Mental Health linked to COVID19

Some children and young people have enjoyed being off school, while others have found it challenging with the coronavirus outbreak keeping them at home and away from friends. Others may be coming to terms with personal challenges such as loss or changes to their living situation.

As restrictions lift in some places, they might also face difficulties in being back at school, or have worries about getting or passing on the virus. It’s also still uncertain what further changes we all may face.

Feelings like these will gradually ease for most, but there are always steps you can take to support them emotionally and help them cope with problems they face.

(NHS)

On the COVID – 19 section of our website, there are a number of texts that you may wish to share with your child to deepen their understanding of viruses in an age-appropriate way.

What to do if you are finding things challenging:

  • Parenting or caring for a child or young person can be tough. It’s important to make sure you look after your own mental wellbeing, as this will help you support yourself and those you care about.
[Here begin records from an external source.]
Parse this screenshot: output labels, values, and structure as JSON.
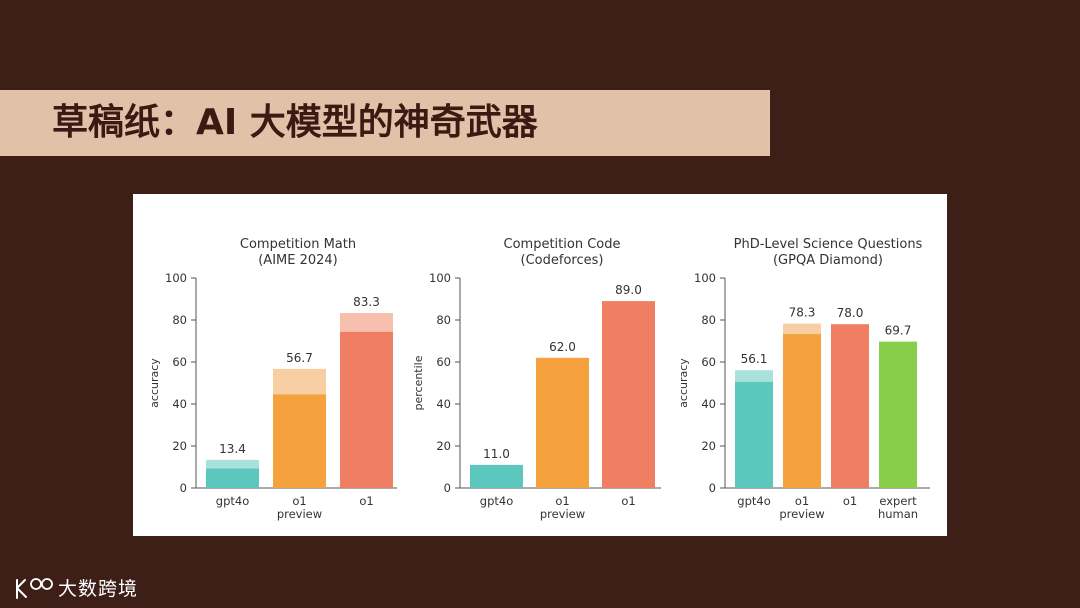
{
  "page": {
    "title": "草稿纸：AI 大模型的神奇武器",
    "brand": "大数跨境"
  },
  "colors": {
    "background": "#3d1f18",
    "banner": "#e1c2a8",
    "gpt4o": "#5cc7bd",
    "gpt4o_light": "#a9e2dc",
    "o1_preview": "#f4a13e",
    "o1_preview_light": "#f7cfa3",
    "o1": "#ef7e62",
    "o1_light": "#f6bfae",
    "expert_human": "#88ce4a"
  },
  "chart_data": [
    {
      "type": "bar",
      "title": "Competition Math",
      "subtitle": "(AIME 2024)",
      "ylabel": "accuracy",
      "ylim": [
        0,
        100
      ],
      "yticks": [
        0,
        20,
        40,
        60,
        80,
        100
      ],
      "categories": [
        "gpt4o",
        "o1\npreview",
        "o1"
      ],
      "values": [
        13.4,
        56.7,
        83.3
      ],
      "base_values": [
        9.3,
        44.6,
        74.4
      ],
      "value_labels": [
        "13.4",
        "56.7",
        "83.3"
      ],
      "bar_colors": [
        "gpt4o",
        "o1_preview",
        "o1"
      ]
    },
    {
      "type": "bar",
      "title": "Competition Code",
      "subtitle": "(Codeforces)",
      "ylabel": "percentile",
      "ylim": [
        0,
        100
      ],
      "yticks": [
        0,
        20,
        40,
        60,
        80,
        100
      ],
      "categories": [
        "gpt4o",
        "o1\npreview",
        "o1"
      ],
      "values": [
        11.0,
        62.0,
        89.0
      ],
      "base_values": [
        11.0,
        62.0,
        89.0
      ],
      "value_labels": [
        "11.0",
        "62.0",
        "89.0"
      ],
      "bar_colors": [
        "gpt4o",
        "o1_preview",
        "o1"
      ]
    },
    {
      "type": "bar",
      "title": "PhD-Level Science Questions",
      "subtitle": "(GPQA Diamond)",
      "ylabel": "accuracy",
      "ylim": [
        0,
        100
      ],
      "yticks": [
        0,
        20,
        40,
        60,
        80,
        100
      ],
      "categories": [
        "gpt4o",
        "o1\npreview",
        "o1",
        "expert\nhuman"
      ],
      "values": [
        56.1,
        78.3,
        78.0,
        69.7
      ],
      "base_values": [
        50.6,
        73.3,
        78.0,
        69.7
      ],
      "value_labels": [
        "56.1",
        "78.3",
        "78.0",
        "69.7"
      ],
      "bar_colors": [
        "gpt4o",
        "o1_preview",
        "o1",
        "expert_human"
      ]
    }
  ]
}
  • Try to recognise and acknowledge when you’re feeling low or overwhelmed. Struggling with something or experiencing your own mental health problems does not make you a bad parent or carer.

  • It’s completely normal to be worried, scared or helpless during difficult times, and feeling this way is nothing to be ashamed of.

  • Is there a friend, fellow parent or carer you trust enough to tell how you’re feeling? Maybe there’s family, friends or a colleague who could support you or allow you a break? Talk to the school as they could help support you by directing you to help services.

  • There’s plenty of help out there. You should never feel like you have to cope on your own.